H. Choi and colleagues in Korea conducted a study to examine whether high levels of eGFR at post-transplantation in the first year are a risk factor for long-term graft survival in kidney transplantation patients. Results of the study were reported during a virtual poster session at the American Transplant Congress 2020 in a poster titled High Estimated Glomerular Filtration Rate in the First Year after Kidney Transplantation Is Associated with Worse Long-Term Graft Survival in Kidney Recipients.

The single-center study included 1692 adult kidney transplant recipients with more than 1 year of follow-up. Serum creatinine level was measured throughout the study period. Cox regression model covariates included duration of dialysis prior to transplantation, recipient age and sex, related status, acute rejection status, diabetes status, and GFR at 1 year after kidney transplantation. Study participants were stratified into four groups according to GFR level: (1) 60 to 75 mL/min/1.73 m2; (2) 76 to 90 mL/min/1.73 m2; (3) 91 to 105 mL/min/1.73 m2; and (4) 106 to maximum mL/min/1.73 m2. Participants with eGFR <60 mL/min/1.73 m2 were excluded.

The rate of graft survival, as estimated by the Kaplan-Meier estimator, was significantly lower in participants in the eGFR 106 to maximum mL/min/1.73 m2 category (log-rank test P=.016).
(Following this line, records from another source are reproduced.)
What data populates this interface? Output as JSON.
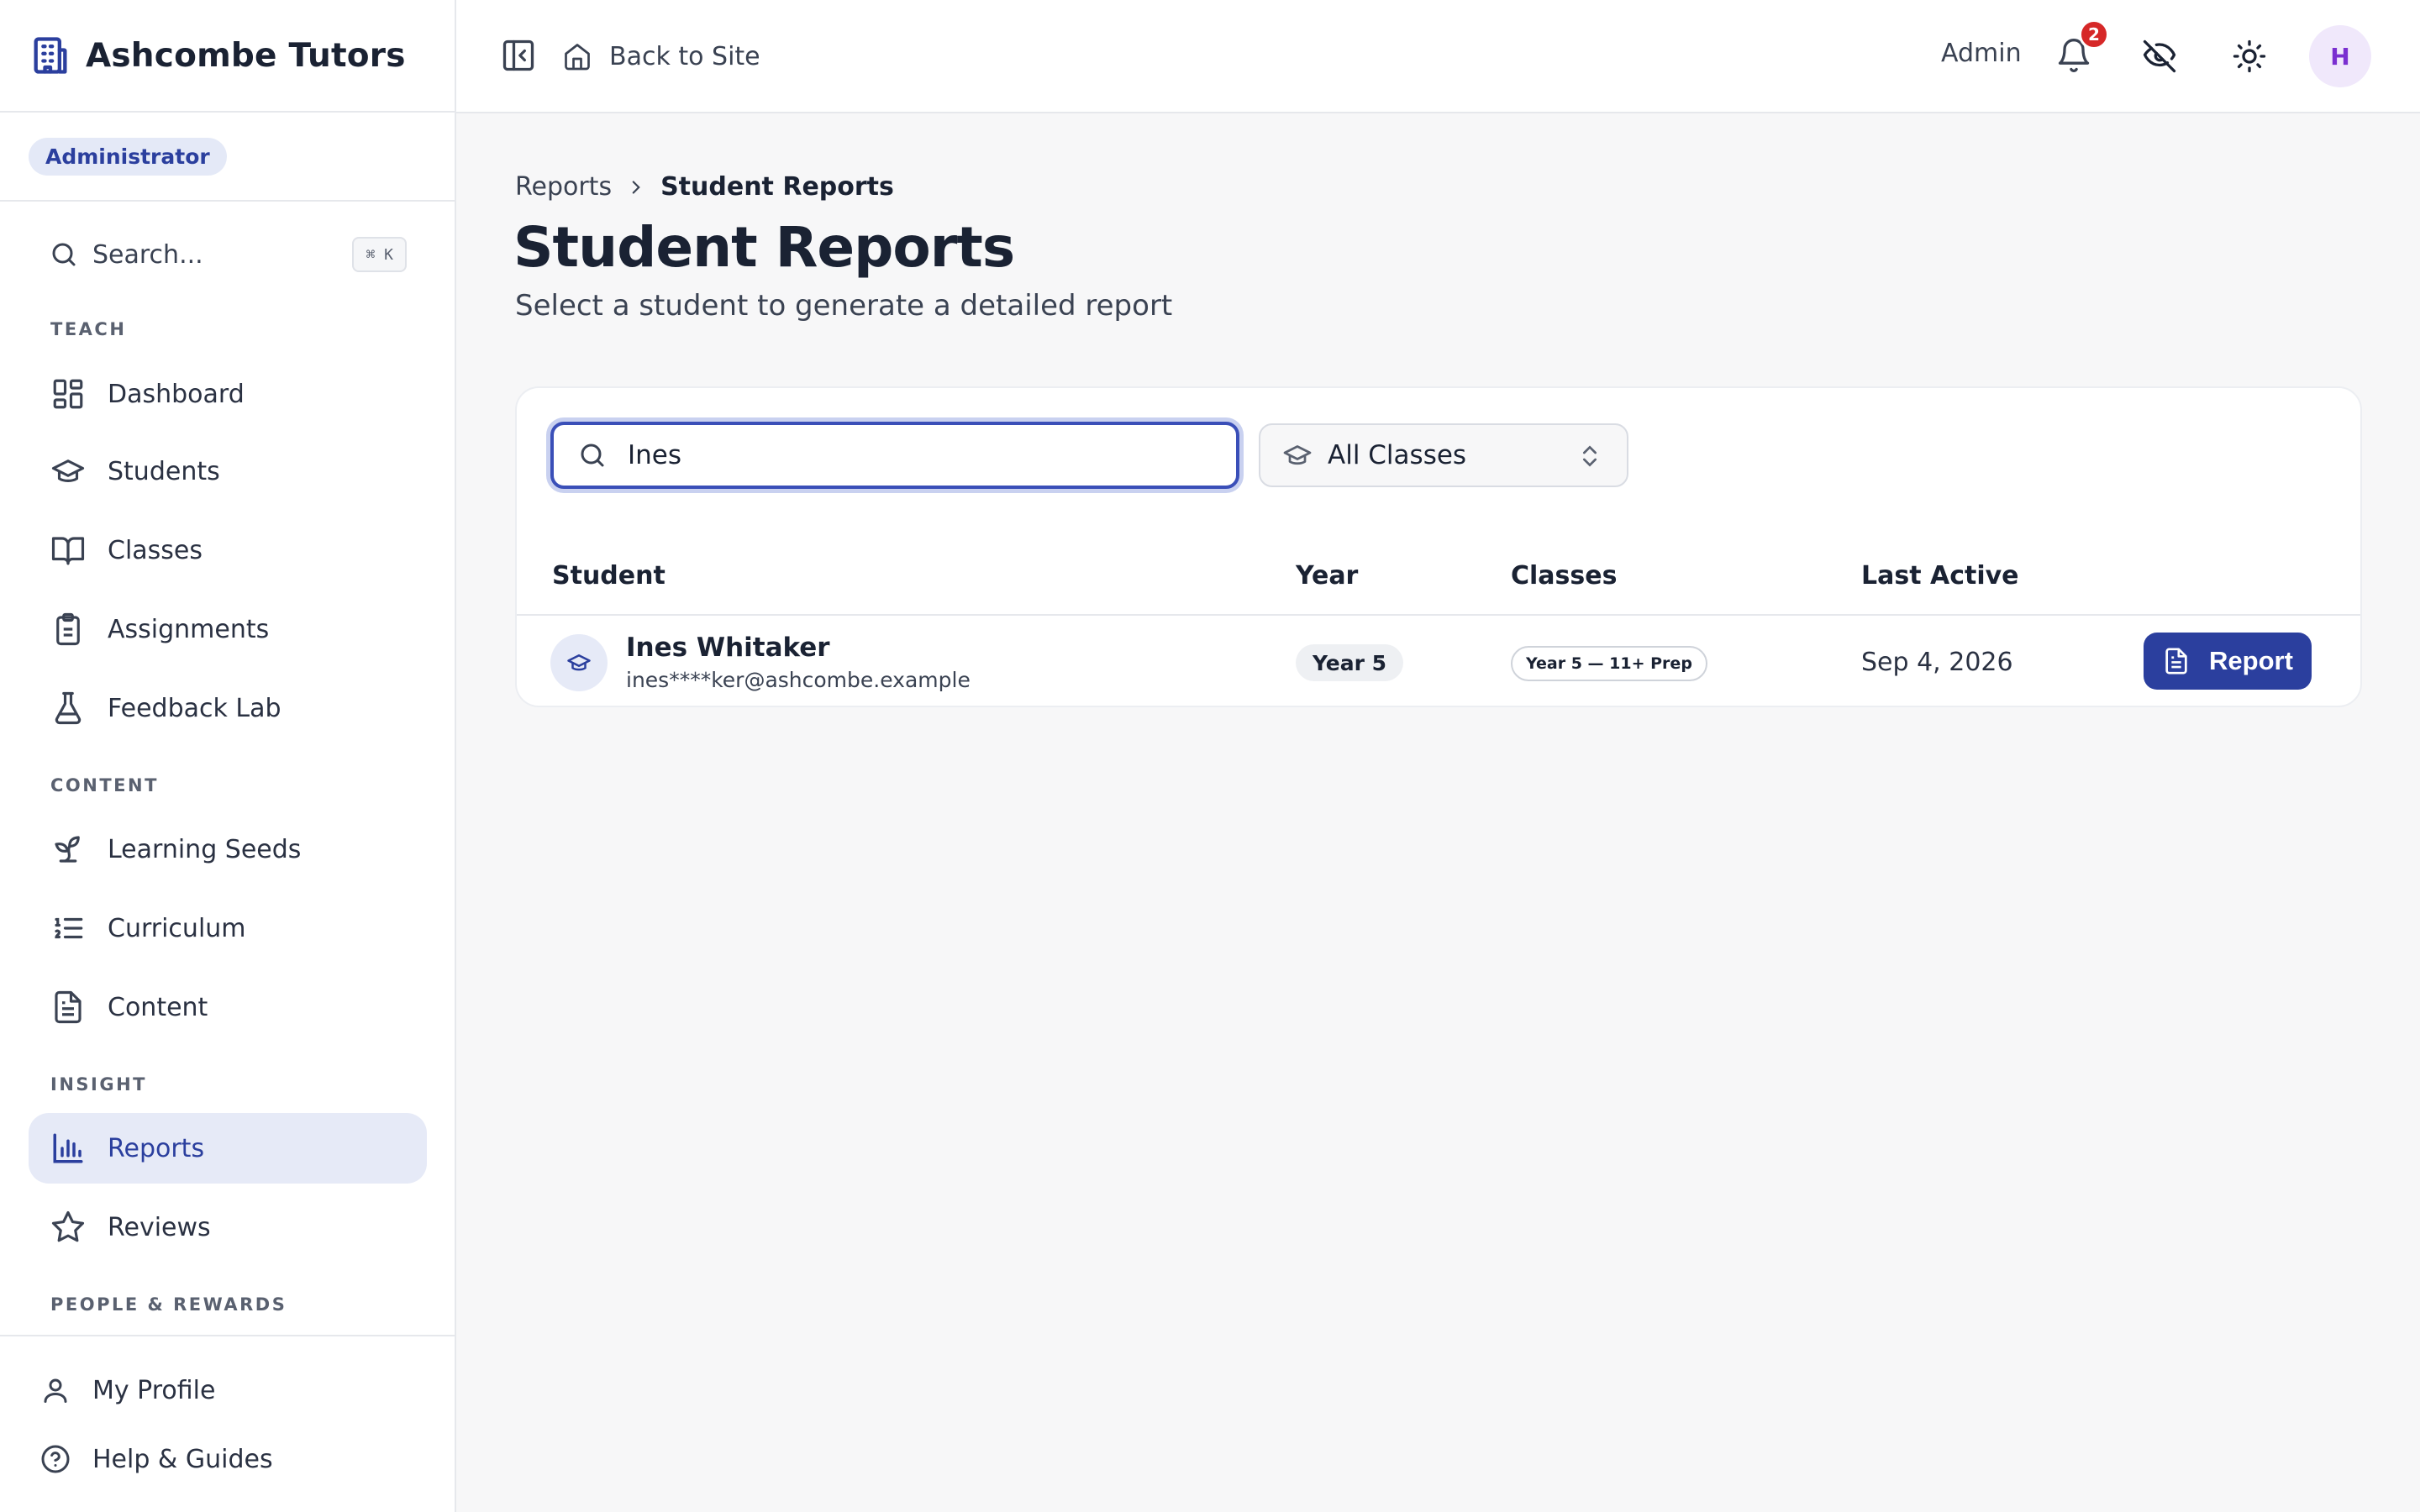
{
  "app": {
    "brand_name": "Ashcombe Tutors",
    "brand_icon": "building-icon",
    "role_badge": "Administrator"
  },
  "sidebar": {
    "search_placeholder": "Search...",
    "search_shortcut": "⌘ K",
    "sections": [
      {
        "label": "TEACH"
      },
      {
        "label": "CONTENT"
      },
      {
        "label": "INSIGHT"
      },
      {
        "label": "PEOPLE & REWARDS"
      }
    ],
    "items": [
      {
        "label": "Dashboard",
        "icon": "dashboard-icon"
      },
      {
        "label": "Students",
        "icon": "graduation-cap-icon"
      },
      {
        "label": "Classes",
        "icon": "book-open-icon"
      },
      {
        "label": "Assignments",
        "icon": "clipboard-icon"
      },
      {
        "label": "Feedback Lab",
        "icon": "flask-icon"
      },
      {
        "label": "Learning Seeds",
        "icon": "sprout-icon"
      },
      {
        "label": "Curriculum",
        "icon": "list-ordered-icon"
      },
      {
        "label": "Content",
        "icon": "file-text-icon"
      },
      {
        "label": "Reports",
        "icon": "bar-chart-icon",
        "active": true
      },
      {
        "label": "Reviews",
        "icon": "star-icon"
      }
    ],
    "footer": [
      {
        "label": "My Profile",
        "icon": "user-icon"
      },
      {
        "label": "Help & Guides",
        "icon": "help-circle-icon"
      }
    ]
  },
  "topbar": {
    "back_label": "Back to Site",
    "user_label": "Admin",
    "notification_count": "2",
    "avatar_initial": "H"
  },
  "breadcrumb": {
    "parent": "Reports",
    "current": "Student Reports"
  },
  "page": {
    "title": "Student Reports",
    "subtitle": "Select a student to generate a detailed report"
  },
  "filters": {
    "search_value": "Ines",
    "class_filter": "All Classes"
  },
  "table": {
    "columns": [
      "Student",
      "Year",
      "Classes",
      "Last Active"
    ],
    "rows": [
      {
        "name": "Ines Whitaker",
        "email": "ines****ker@ashcombe.example",
        "year": "Year 5",
        "classes": "Year 5 — 11+ Prep",
        "last_active": "Sep 4, 2026",
        "action_label": "Report"
      }
    ]
  },
  "colors": {
    "accent": "#2b3f9e",
    "active_nav_bg": "#e6eaf7",
    "badge_red": "#d62828",
    "avatar_purple": "#7a2fd0"
  }
}
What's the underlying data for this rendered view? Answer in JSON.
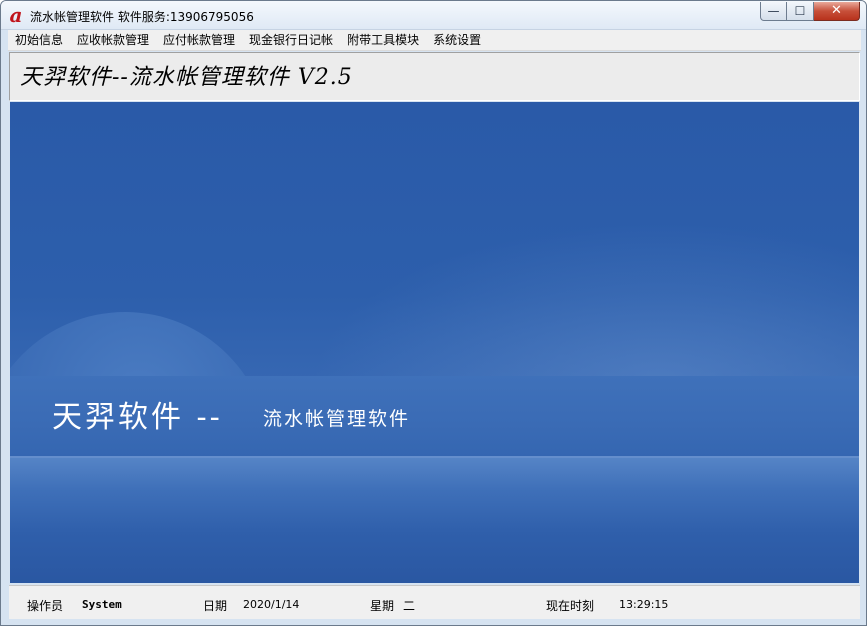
{
  "window": {
    "title": "流水帐管理软件  软件服务:13906795056",
    "app_icon_glyph": "a",
    "buttons": {
      "minimize": "—",
      "maximize": "☐",
      "close": "✕"
    }
  },
  "menu": {
    "items": [
      {
        "label": "初始信息"
      },
      {
        "label": "应收帐款管理"
      },
      {
        "label": "应付帐款管理"
      },
      {
        "label": "现金银行日记帐"
      },
      {
        "label": "附带工具模块"
      },
      {
        "label": "系统设置"
      }
    ]
  },
  "header": {
    "title": "天羿软件--流水帐管理软件 V2.5"
  },
  "splash": {
    "brand": "天羿软件 --",
    "subtitle": "流水帐管理软件",
    "colors": {
      "background": "#2a5aa8",
      "text": "#ffffff"
    }
  },
  "status": {
    "operator_label": "操作员",
    "operator_value": "System",
    "date_label": "日期",
    "date_value": "2020/1/14",
    "weekday_label": "星期",
    "weekday_value": "二",
    "time_label": "现在时刻",
    "time_value": "13:29:15"
  }
}
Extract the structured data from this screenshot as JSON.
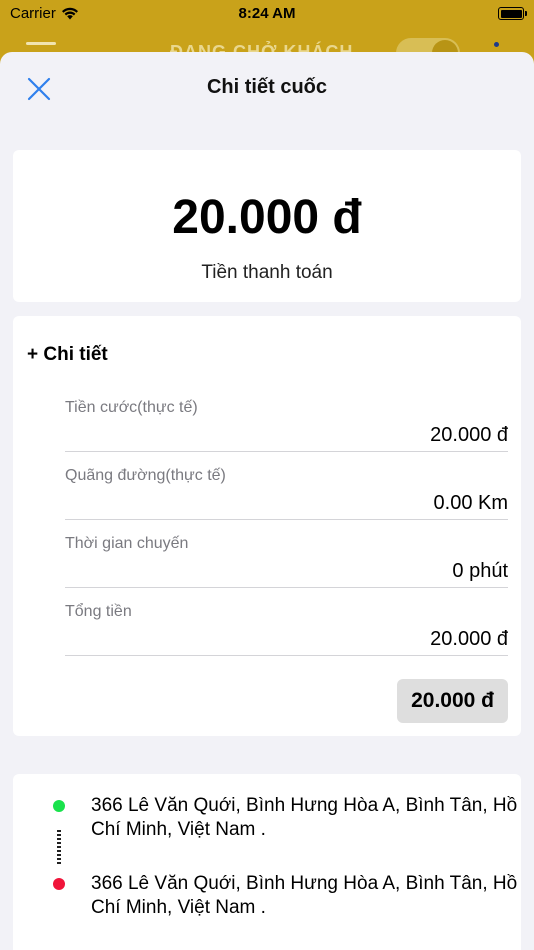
{
  "status_bar": {
    "carrier": "Carrier",
    "time": "8:24 AM"
  },
  "background": {
    "title": "ĐANG CHỞ KHÁCH"
  },
  "sheet": {
    "title": "Chi tiết cuốc",
    "close_icon": "close-icon"
  },
  "summary": {
    "amount": "20.000 đ",
    "caption": "Tiền thanh toán"
  },
  "details": {
    "heading": "+ Chi tiết",
    "rows": [
      {
        "label": "Tiền cước(thực tế)",
        "value": "20.000 đ"
      },
      {
        "label": "Quãng đường(thực tế)",
        "value": "0.00 Km"
      },
      {
        "label": "Thời gian chuyến",
        "value": "0 phút"
      },
      {
        "label": "Tổng tiền",
        "value": "20.000 đ"
      }
    ],
    "total": "20.000 đ"
  },
  "route": {
    "pickup": "366 Lê Văn Quới, Bình Hưng Hòa A, Bình Tân, Hồ Chí Minh, Việt Nam .",
    "dropoff": "366 Lê Văn Quới, Bình Hưng Hòa A, Bình Tân, Hồ Chí Minh, Việt Nam .",
    "pickup_color": "#19e24c",
    "dropoff_color": "#f0143a"
  },
  "colors": {
    "accent": "#2f80ed",
    "brand": "#c9a21a"
  }
}
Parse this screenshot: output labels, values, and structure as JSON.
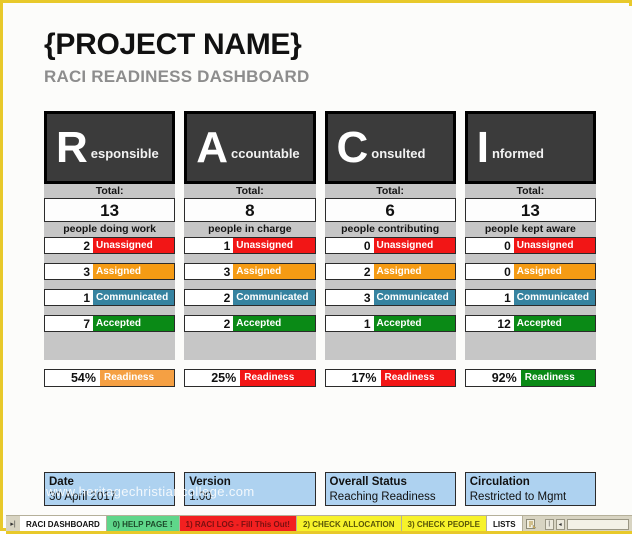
{
  "header": {
    "project_title": "{PROJECT NAME}",
    "subtitle": "RACI READINESS DASHBOARD"
  },
  "watermark": "www.heritagechristiancollege.com",
  "colors": {
    "unassigned": "#f21616",
    "assigned": "#f59b14",
    "communicated": "#3683a0",
    "accepted": "#0a8a16",
    "readiness_low": "#f21616",
    "readiness_mid": "#f5a043",
    "readiness_high": "#0a8a16",
    "header_box": "#3b3b3b",
    "gray_strip": "#c6c6c6",
    "info_box": "#aed2f0",
    "frame": "#e8c92a"
  },
  "labels": {
    "total": "Total:",
    "unassigned": "Unassigned",
    "assigned": "Assigned",
    "communicated": "Communicated",
    "accepted": "Accepted",
    "readiness": "Readiness"
  },
  "columns": [
    {
      "initial": "R",
      "rest": "esponsible",
      "total": "13",
      "caption": "people doing work",
      "unassigned": "2",
      "assigned": "3",
      "communicated": "1",
      "accepted": "7",
      "readiness": "54%",
      "readiness_color": "#f5a043"
    },
    {
      "initial": "A",
      "rest": "ccountable",
      "total": "8",
      "caption": "people in charge",
      "unassigned": "1",
      "assigned": "3",
      "communicated": "2",
      "accepted": "2",
      "readiness": "25%",
      "readiness_color": "#f21616"
    },
    {
      "initial": "C",
      "rest": "onsulted",
      "total": "6",
      "caption": "people contributing",
      "unassigned": "0",
      "assigned": "2",
      "communicated": "3",
      "accepted": "1",
      "readiness": "17%",
      "readiness_color": "#f21616"
    },
    {
      "initial": "I",
      "rest": "nformed",
      "total": "13",
      "caption": "people kept aware",
      "unassigned": "0",
      "assigned": "0",
      "communicated": "1",
      "accepted": "12",
      "readiness": "92%",
      "readiness_color": "#0a8a16"
    }
  ],
  "info_boxes": [
    {
      "title": "Date",
      "value": "30 April 2017"
    },
    {
      "title": "Version",
      "value": "1.00"
    },
    {
      "title": "Overall Status",
      "value": "Reaching Readiness"
    },
    {
      "title": "Circulation",
      "value": "Restricted to Mgmt"
    }
  ],
  "tabs": [
    {
      "label": "RACI DASHBOARD",
      "bg": "#ffffff",
      "fg": "#111111",
      "active": true
    },
    {
      "label": "0) HELP PAGE !",
      "bg": "#5fd68a",
      "fg": "#1c4a2a",
      "active": false
    },
    {
      "label": "1) RACI LOG - Fill This Out!",
      "bg": "#f22020",
      "fg": "#7a1010",
      "active": false
    },
    {
      "label": "2) CHECK ALLOCATION",
      "bg": "#f7f22a",
      "fg": "#5a5608",
      "active": false
    },
    {
      "label": "3) CHECK PEOPLE",
      "bg": "#f7f22a",
      "fg": "#5a5608",
      "active": false
    },
    {
      "label": "LISTS",
      "bg": "#ffffff",
      "fg": "#111111",
      "active": false
    }
  ],
  "tabbar": {
    "nav_arrows": "▸|",
    "new_sheet_icon": "new-sheet-icon",
    "scroll_left": "◂",
    "scroll_split": "|"
  }
}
In multivariable Cox regression models, following adjustment for recipient age and sex, related status, acute rejection status, and diabetes status, there was a significant association between the highest eGFR group and higher graft failure (hazard ratio, 1.629; P=.014).

“Our data support that the higher eGFR at 1 year after kidney transplantation is associated with poor outcome for long-term kidney graft survival in kidney transplant recipients,” the researchers said.

Source: Choi H, Huh K, Kim M, Kim S, Kim Y, Kim B. High estimated glomerular filtration rate at the first year after kidney transplantation is associated with worse long-term graft survival in kidney recipients. Abstract of a poster presented at the virtual American Transplant Congress (Abstract C-066), May 30, 2020.